I think this looks quite a lot better than the suppression result: red has been perturbed again, but this time it seems to have been pushed to nearby colors rather than the murky grays we saw previously — so this method seems to preserve more model behavior that we didn't intend to intervene on.

from IPython.display import clear_output

from ex_color.vis import plot_latent_grid_3d, ConicalAnnotation

y_rgb, h_rgb = await infer_with_latent_capture(model, interventions, x_rgb, 'encoder')
clear_output()

with displayer_mpl(
    f'large-assets/ex-{nbid}-latents-repulsion.png',
    alt_text="""Three spherical plots, titled "Latents - repulsion". Each plot shows a vibrant collection of colored circles or balls scattered over the surface of a black sphere. The first plot has the appearance of a partial color wheel, with  vibrant colors around the rim (like a rainbow), with with a conspicuously absent space at the top where "red" should be. The other plots show different views of the same sphere, with hue varying across the equator and tone varying from top to bottom. The central region of the second and third plots show something interesting: "Red" and nearby colors have been arranged into a wide ring or disc, rather than being clustered in the center. Each ball shows the reconstructed color, with a dot in the center showing the true (input) color. The true and reconstructor colors agree fairly well, except for colors close to "red", which roughly agree in saturation but differ significantly in tone and hue.""",
) as show:
    show(
        lambda theme: plot_latent_grid_3d(
            h_rgb,
            y_rgb,
            x_rgb,
            title='Latents · repulsion',
            dims=[(1, 0, 2), (1, 2, 0), (1, 3, 0)],
            dot_radius=10,
            theme=theme,
            annotations=[
                ConicalAnnotation(
                    RED,
                    2 * (np.pi / 2 - repulsion.mapper.a),  # type: ignore
                    color=theme.val('black', dark='#fffa'),
                    linewidth=theme.val(0.5, dark=1),
                    dashes=theme.val((8, 8), dark=(4, 4)),
                    gapcolor=theme.val('#fff4', dark='#0004'),
                ),
                ConicalAnnotation(
                    RED,
                    2 * (np.pi / 2 - repulsion.mapper.b),  # type: ignore
                    color=theme.val('black', dark='#fffa'),
                    linewidth=theme.val(0.5, dark=1),
                ),
            ],
        )
    )
Three spherical plots, titled "Latents - repulsion". Each plot shows a vibrant collection of colored circles or balls scattered over the surface of a black sphere. The first plot has the appearance of a partial color wheel, with  vibrant colors around the rim (like a rainbow), with with a conspicuously absent space at the top where "red" should be. The other plots show different views of the same sphere, with hue varying across the equator and tone varying from top to bottom. The central region of the second and third plots show something interesting: "Red" and nearby colors have been arranged into a wide ring or disc, rather than being clustered in the center. Each ball shows the reconstructed color, with a dot in the center showing the true (input) color. The true and reconstructor colors agree fairly well, except for colors close to "red", which roughly agree in saturation but differ significantly in tone and hue.

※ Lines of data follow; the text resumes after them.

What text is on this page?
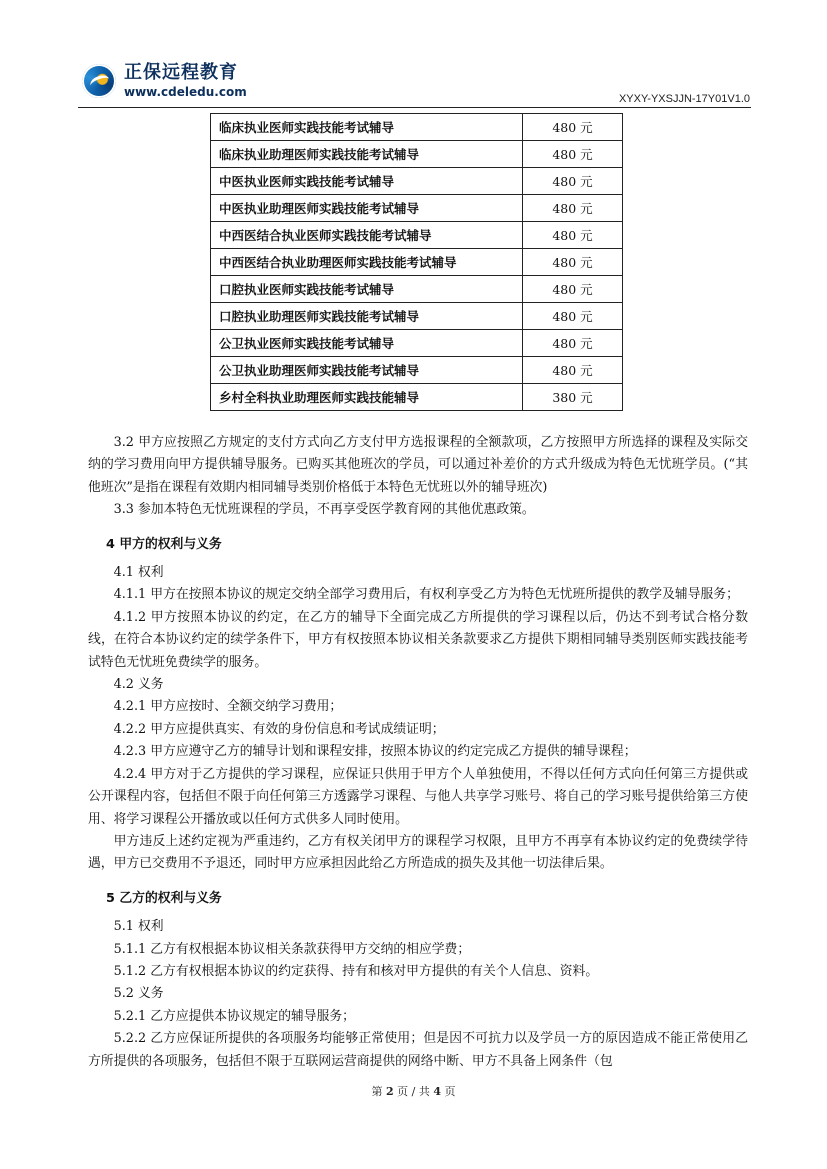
正保远程教育
www.cdeledu.com	XYXY-YXSJJN-17Y01V1.0
临床执业医师实践技能考试辅导	480 元
临床执业助理医师实践技能考试辅导	480 元
中医执业医师实践技能考试辅导	480 元
中医执业助理医师实践技能考试辅导	480 元
中西医结合执业医师实践技能考试辅导	480 元
中西医结合执业助理医师实践技能考试辅导	480 元
口腔执业医师实践技能考试辅导	480 元
口腔执业助理医师实践技能考试辅导	480 元
公卫执业医师实践技能考试辅导	480 元
公卫执业助理医师实践技能考试辅导	480 元
乡村全科执业助理医师实践技能辅导	380 元

3.2 甲方应按照乙方规定的支付方式向乙方支付甲方选报课程的全额款项，乙方按照甲方所选择的课程及实际交纳的学习费用向甲方提供辅导服务。已购买其他班次的学员，可以通过补差价的方式升级成为特色无忧班学员。(“其他班次”是指在课程有效期内相同辅导类别价格低于本特色无忧班以外的辅导班次)

3.3 参加本特色无忧班课程的学员，不再享受医学教育网的其他优惠政策。

4 甲方的权利与义务

4.1 权利

4.1.1 甲方在按照本协议的规定交纳全部学习费用后，有权利享受乙方为特色无忧班所提供的教学及辅导服务；

4.1.2 甲方按照本协议的约定，在乙方的辅导下全面完成乙方所提供的学习课程以后，仍达不到考试合格分数线，在符合本协议约定的续学条件下，甲方有权按照本协议相关条款要求乙方提供下期相同辅导类别医师实践技能考试特色无忧班免费续学的服务。

4.2 义务

4.2.1 甲方应按时、全额交纳学习费用；

4.2.2 甲方应提供真实、有效的身份信息和考试成绩证明；

4.2.3 甲方应遵守乙方的辅导计划和课程安排，按照本协议的约定完成乙方提供的辅导课程；

4.2.4 甲方对于乙方提供的学习课程，应保证只供用于甲方个人单独使用，不得以任何方式向任何第三方提供或公开课程内容，包括但不限于向任何第三方透露学习课程、与他人共享学习账号、将自己的学习账号提供给第三方使用、将学习课程公开播放或以任何方式供多人同时使用。

甲方违反上述约定视为严重违约，乙方有权关闭甲方的课程学习权限，且甲方不再享有本协议约定的免费续学待遇，甲方已交费用不予退还，同时甲方应承担因此给乙方所造成的损失及其他一切法律后果。

5 乙方的权利与义务

5.1 权利

5.1.1 乙方有权根据本协议相关条款获得甲方交纳的相应学费；

5.1.2 乙方有权根据本协议的约定获得、持有和核对甲方提供的有关个人信息、资料。

5.2 义务

5.2.1 乙方应提供本协议规定的辅导服务；

5.2.2 乙方应保证所提供的各项服务均能够正常使用；但是因不可抗力以及学员一方的原因造成不能正常使用乙方所提供的各项服务，包括但不限于互联网运营商提供的网络中断、甲方不具备上网条件（包

第 2 页 / 共 4 页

Here we see that the reds have all been pushed away from the intervened-on concept vector, and have formed a ring around it. The two plots on the right show that the points have not been pushed into the sphere interior, which means they're more likely to still be in-distrubtion from the point of view of the decoder. However, the pre-intervention hypersphere isn't covered with points — if our intervention has pushed points into a previously empty region, that would still count as being out of distribution.

Conclusion

Our hypothesis was largely confirmed: the interventions were able to increase the reconstruction loss for colors near red without affecting untargeted colors.

Next steps

Next I'd like to see if the results can be improved by including an explicit normalization step in the forward pass, so that we're not entirely relying on the regularization to shape the embeddings. I expect that will improve both color reconstruction and intervention effectiveness.